Берлах откинулся на спинку и сидел неподвижно, седой, благообразный господин, спокойно разглядывая молодого человека сквозь холодный прищур глаз.
— Бог мой, мы не всегда властны поступать так, как подсказывает логика, Чанц. Лутц не желает, чтобы мы посетили Гастмана. Это и понятно, ведь он должен передать дело федеральному прокурору. Подождем его распоряжений. К сожалению, мы имеем дело с привередливыми иностранцами. — Небрежный тон Берлаха вывел Чанца из себя.
— Это же абсурд, — воскликнул он. — Лутц из своих политических соображений саботирует дело.
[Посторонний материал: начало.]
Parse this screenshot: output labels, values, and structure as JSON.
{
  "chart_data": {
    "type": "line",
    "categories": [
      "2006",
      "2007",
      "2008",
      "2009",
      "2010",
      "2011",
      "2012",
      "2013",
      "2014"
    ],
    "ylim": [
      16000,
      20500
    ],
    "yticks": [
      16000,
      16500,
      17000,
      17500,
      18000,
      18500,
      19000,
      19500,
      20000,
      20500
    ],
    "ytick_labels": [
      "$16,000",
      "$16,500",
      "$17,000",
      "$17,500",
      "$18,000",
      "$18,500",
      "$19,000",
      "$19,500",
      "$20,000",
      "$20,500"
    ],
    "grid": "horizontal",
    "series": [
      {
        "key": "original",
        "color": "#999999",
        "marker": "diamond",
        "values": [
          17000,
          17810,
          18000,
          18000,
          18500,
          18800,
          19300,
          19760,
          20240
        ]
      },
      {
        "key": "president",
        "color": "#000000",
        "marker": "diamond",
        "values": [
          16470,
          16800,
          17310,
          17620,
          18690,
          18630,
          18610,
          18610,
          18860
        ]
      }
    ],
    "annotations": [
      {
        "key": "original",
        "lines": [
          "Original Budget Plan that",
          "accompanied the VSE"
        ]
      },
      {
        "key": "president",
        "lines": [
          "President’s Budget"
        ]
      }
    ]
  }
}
Фон Швенди его друг и адвокат Гастмана, из этого легко сделать вывод.
Берлах даже не поморщился:
— Хорошо, что мы одни, Чанц. Может быть, Лутц и поступил несколько поспешно, но из добрых побуждений. Загадка в Шмиде, а не в Гастмане.
Но Чанц не сдавался.
— Мы обязаны доискаться правды, — воскликнул он с отчаянием в надвигающиеся тучи. — Нам нужна правда и только правда о том, кто убил Шмида!
— Ты прав, — повторил Берлах, но бесстрастно и холодно, — правда о том, кто убил Шмида.
Молодой полицейский положил свою руку на левое плечо старика и взглянул в его непроницаемое лицо:
— Поэтому мы должны использовать все средства. Нам нужен Гастман. Следствие должно быть исчерпывающим. Не всегда можно поступать согласно логике, сказали вы. Но в данном случае мы обязаны так поступать. Мы не можем перепрыгнуть через Гастмана.
— Убийца не Гастман, — сказал Берлах сухо.
— Может быть, Гастман только приказал убить. Надо допросить его слуг! — воскликнул Чанц.
— Не вижу ни малейшей причины, по которой Гастман мог бы приказать убить Шмида, — сказал старик. — Мы должны искать преступника там, где преступление имело бы смысл, а это в компетенции только федерального прокурора, — продолжал он.
— Писатель тоже считает Гастмана убийцей, — крикнул Чанц.
— А ты, ты тоже так считаешь? — насторожился Берлах.
— Да, я тоже, комиссар.
— Значит, только ты, — констатировал Берлах. — Писатель считает его лишь способным на любое преступление, это большая разница. Писатель не сказал ни слова о преступлениях Гастмана, он говорил только о его потенциальных способностях.
Чанц потерял терпение. Он схватил старика за плечи.
— Многие годы я оставался в тени, комиссар, — прохрипел он. — Меня всегда обходили, презирали, использовали в лучшем случае как последнее ничтожество, как надежного почтальона.
— Согласен, Чанц, — сказал Берлах, уставившись в полное отчаяния лицо молодого человека, — многие годы ты стоял в тени того, кто теперь убит.
— Только потому, что он был более образованным! Только потому, что он знал латынь!
— Ты несправедлив к нему, — ответил Берлах, — Шмид был лучшим криминалистом из всех, кого я когда-либо знал.